「はじめて_、よくできた。」という文での正しい助詞の選択は、実習生から特に難しいとよく聞きます。特に「にしては」は、期待値より良い結果を表す用法で、初心者には感覚が掴みづらい文法です。ベトナム人・インドネシア人学習者の混乱例や指導のポイントを解説します。
問題
はじめて _、よく できた。
「はじめて_、よくできた。」の空欄に入る適切な文法は何か?実習生は特に選択肢の違いに戸惑うケースが多い文です。
- として
- にしては
- にとって
- について
正解
正解はにしてはです。意味は「~の割には」「~としては」で、基準と違う結果に対する意外感や評価を表します。
なぜこの答え?
「にしては」は「と比べて」「~のわりに」という意味を持ち、主に期待値に反して良い・悪いという評価を表します。今回の文では「はじめて(初めての経験)にしては、よくできた(意外にうまくいった)」となり、初挑戦にしては上手だ、という感想を伝えます。実習生は似た形の「として」「にとって」「について」と混同しがちですが、それぞれ意味が異なります。用法の説明と、意味のニュアンスを具体的な例文と共に教えると理解が深まります。職場での会話や上司からの評価文としてもよく聞く表現ですので、実用性が高いです。
他の選択肢が違う理由
- として(と して)…「~として」は「~の立場・資格で」という意味。例:彼は代表として行きます。(かれはだいひょうとしていきます。)彼は代表として出席する。→資格を表す。
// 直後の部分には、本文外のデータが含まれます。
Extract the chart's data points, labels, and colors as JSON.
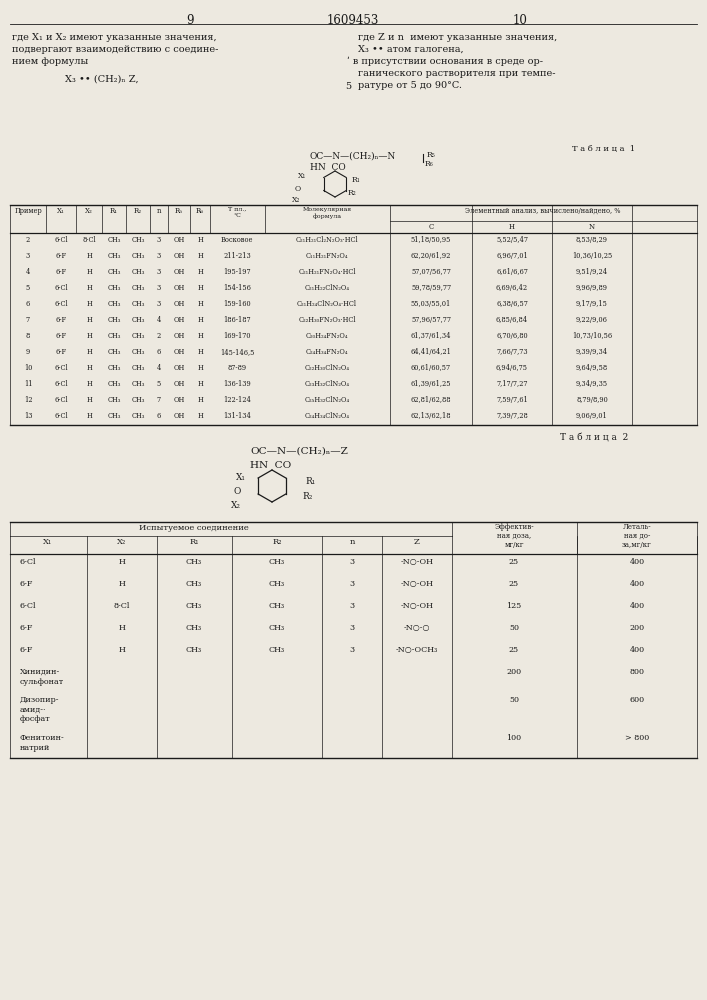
{
  "bg_color": "#ede9e0",
  "page_num_left": "9",
  "page_num_center": "1609453",
  "page_num_right": "10",
  "left_col_text": [
    "где X₁ и X₂ имеют указанные значения,",
    "подвергают взаимодействию с соедине-",
    "нием формулы"
  ],
  "formula_center_left": "X₃ •• (CH₂)ₙ Z,",
  "right_col_text": [
    "где Z и n  имеют указанные значения,",
    "X₃ •• атом галогена,",
    "ʹ в присутствии основания в среде ор-",
    "ганического растворителя при темпе-",
    "ратуре от 5 до 90°C."
  ],
  "line_num_5": "5",
  "table1_title": "Т а б л и ц а  1",
  "table2_title": "Т а б л и ц а  2",
  "table1_rows": [
    [
      "2",
      "6-Cl",
      "8-Cl",
      "CH₃",
      "CH₃",
      "3",
      "OH",
      "H",
      "Восковое",
      "C₂₁H₂₁Cl₂N₂O₃·HCl",
      "51,18/50,95",
      "5,52/5,47",
      "8,53/8,29"
    ],
    [
      "3",
      "6-F",
      "H",
      "CH₃",
      "CH₃",
      "3",
      "OH",
      "H",
      "211-213",
      "C₁₁H₂₁FN₂O₄",
      "62,20/61,92",
      "6,96/7,01",
      "10,36/10,25"
    ],
    [
      "4",
      "6-F",
      "H",
      "CH₃",
      "CH₃",
      "3",
      "OH",
      "H",
      "195-197",
      "C₂₁H₂₁FN₂O₄·HCl",
      "57,07/56,77",
      "6,61/6,67",
      "9,51/9,24"
    ],
    [
      "5",
      "6-Cl",
      "H",
      "CH₃",
      "CH₃",
      "3",
      "OH",
      "H",
      "154-156",
      "C₂₁H₂₂ClN₂O₄",
      "59,78/59,77",
      "6,69/6,42",
      "9,96/9,89"
    ],
    [
      "6",
      "6-Cl",
      "H",
      "CH₃",
      "CH₃",
      "3",
      "OH",
      "H",
      "159-160",
      "C₂₁H₂₄ClN₂O₄·HCl",
      "55,03/55,01",
      "6,38/6,57",
      "9,17/9,15"
    ],
    [
      "7",
      "6-F",
      "H",
      "CH₃",
      "CH₃",
      "4",
      "OH",
      "H",
      "186-187",
      "C₂₂H₃₀FN₂O₃·HCl",
      "57,96/57,77",
      "6,85/6,84",
      "9,22/9,06"
    ],
    [
      "8",
      "6-F",
      "H",
      "CH₃",
      "CH₃",
      "2",
      "OH",
      "H",
      "169-170",
      "C₂₀H₂₄FN₂O₄",
      "61,37/61,34",
      "6,70/6,80",
      "10,73/10,56"
    ],
    [
      "9",
      "6-F",
      "H",
      "CH₃",
      "CH₃",
      "6",
      "OH",
      "H",
      "145-146,5",
      "C₂₄H₃₄FN₂O₄",
      "64,41/64,21",
      "7,66/7,73",
      "9,39/9,34"
    ],
    [
      "10",
      "6-Cl",
      "H",
      "CH₃",
      "CH₃",
      "4",
      "OH",
      "H",
      "87-89",
      "C₂₂H₃₀ClN₂O₄",
      "60,61/60,57",
      "6,94/6,75",
      "9,64/9,58"
    ],
    [
      "11",
      "6-Cl",
      "H",
      "CH₃",
      "CH₃",
      "5",
      "OH",
      "H",
      "136-139",
      "C₂₃H₃₂ClN₂O₄",
      "61,39/61,25",
      "7,17/7,27",
      "9,34/9,35"
    ],
    [
      "12",
      "6-Cl",
      "H",
      "CH₃",
      "CH₃",
      "7",
      "OH",
      "H",
      "122-124",
      "C₂₅H₃₂ClN₂O₄",
      "62,81/62,88",
      "7,59/7,61",
      "8,79/8,90"
    ],
    [
      "13",
      "6-Cl",
      "H",
      "CH₃",
      "CH₃",
      "6",
      "OH",
      "H",
      "131-134",
      "C₂₄H₃₄ClN₂O₄",
      "62,13/62,18",
      "7,39/7,28",
      "9,06/9,01"
    ]
  ],
  "table2_rows": [
    [
      "6-Cl",
      "H",
      "CH₃",
      "CH₃",
      "3",
      "-N○-OH",
      "25",
      "400"
    ],
    [
      "6-F",
      "H",
      "CH₃",
      "CH₃",
      "3",
      "-N○-OH",
      "25",
      "400"
    ],
    [
      "6-Cl",
      "8-Cl",
      "CH₃",
      "CH₃",
      "3",
      "-N○-OH",
      "125",
      "400"
    ],
    [
      "6-F",
      "H",
      "CH₃",
      "CH₃",
      "3",
      "-N○-○",
      "50",
      "200"
    ],
    [
      "6-F",
      "H",
      "CH₃",
      "CH₃",
      "3",
      "-N○-OCH₃",
      "25",
      "400"
    ],
    [
      "Хинидин-\nсульфонат",
      "",
      "",
      "",
      "",
      "",
      "200",
      "800"
    ],
    [
      "Дизопир-\nамид-·\nфосфат",
      "",
      "",
      "",
      "",
      "",
      "50",
      "600"
    ],
    [
      "Фенитоин-\nнатрий",
      "",
      "",
      "",
      "",
      "",
      "100",
      "> 800"
    ]
  ]
}
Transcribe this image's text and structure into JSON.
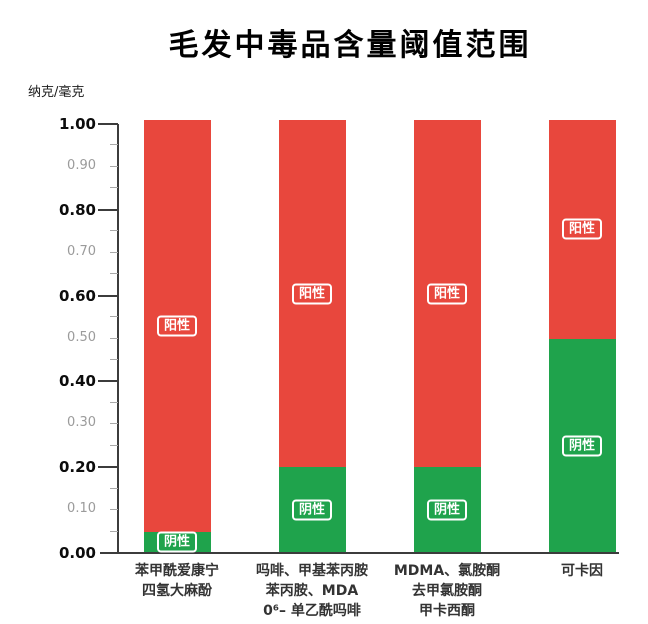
{
  "title": "毛发中毒品含量阈值范围",
  "y_axis": {
    "unit_label": "纳克/毫克",
    "min": 0,
    "max": 1,
    "label_step": 0.1,
    "tick_step": 0.05,
    "major_step": 0.2
  },
  "colors": {
    "positive_red": "#e8473d",
    "negative_green": "#1fa34c",
    "axis": "#3c3c3c",
    "minor_tick": "#a8a8a8",
    "minor_label": "#9b9b9b"
  },
  "chart_data": {
    "type": "bar",
    "stacked": true,
    "title": "毛发中毒品含量阈值范围",
    "ylabel": "纳克/毫克",
    "ylim": [
      0,
      1.0
    ],
    "grid": false,
    "legend": "none",
    "categories": [
      [
        "苯甲酰爱康宁",
        "四氢大麻酚"
      ],
      [
        "吗啡、甲基苯丙胺",
        "苯丙胺、MDA",
        "0⁶– 单乙酰吗啡"
      ],
      [
        "MDMA、氯胺酮",
        "去甲氯胺酮",
        "甲卡西酮"
      ],
      [
        "可卡因"
      ]
    ],
    "series": [
      {
        "name": "阴性",
        "color": "#1fa34c",
        "values": [
          0.05,
          0.2,
          0.2,
          0.5
        ]
      },
      {
        "name": "阳性",
        "color": "#e8473d",
        "values": [
          0.95,
          0.8,
          0.8,
          0.5
        ]
      }
    ],
    "ytick_labels": [
      "0.00",
      "0.10",
      "0.20",
      "0.30",
      "0.40",
      "0.50",
      "0.60",
      "0.70",
      "0.80",
      "0.90",
      "1.00"
    ]
  }
}
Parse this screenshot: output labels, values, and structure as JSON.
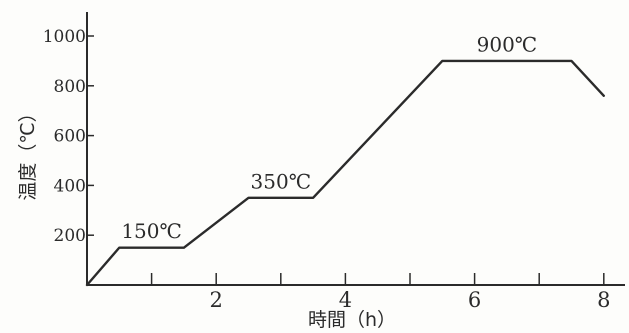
{
  "chart_data": {
    "type": "line",
    "xlabel": "時間（h）",
    "ylabel": "温度（℃）",
    "xlim": [
      0,
      8.3
    ],
    "ylim": [
      0,
      1100
    ],
    "x_ticks": [
      1,
      2,
      3,
      4,
      5,
      6,
      7,
      8
    ],
    "x_tick_labels": [
      "",
      "2",
      "",
      "4",
      "",
      "6",
      "",
      "8"
    ],
    "y_ticks": [
      200,
      400,
      600,
      800,
      1000
    ],
    "y_tick_labels": [
      "200",
      "400",
      "600",
      "800",
      "1000"
    ],
    "grid": false,
    "series": [
      {
        "x": [
          0,
          0.5,
          1.5,
          2.5,
          3.5,
          5.5,
          7.5,
          8
        ],
        "values": [
          0,
          150,
          150,
          350,
          350,
          900,
          900,
          760
        ]
      }
    ],
    "annotations": [
      {
        "text": "150℃",
        "x": 1.0,
        "y": 200
      },
      {
        "text": "350℃",
        "x": 3.0,
        "y": 400
      },
      {
        "text": "900℃",
        "x": 6.5,
        "y": 950
      }
    ]
  },
  "colors": {
    "line": "#2b2b2b",
    "axis": "#2b2b2b",
    "background": "#fdfdfb"
  }
}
- にとって(に とって)…「~にとって」は「~にとって重要」というように「~の観点では」の意味。例:私にとってそれは大切です。(わたしにとってそれはたいせつです。)
- について(について)…「~について」は「~に関して」という意味。例:会社について話しましょう。(かいしゃについてはなしましょう。)テーマや内容の限定。
例文
- はじめてにしては、上手にできました。(はじめてにしては、じょうずにできました。初めてなのにうまくできた。)
- この料理は初めてにしては美味しいです。(このりょうりははじめてにしてはおいしいです。初めて作るのにおいしい。)
- 彼は新人にしては仕事が速いです。(かれはしんじんにしてはしごとがはやいです。新人なのに仕事が素早い。)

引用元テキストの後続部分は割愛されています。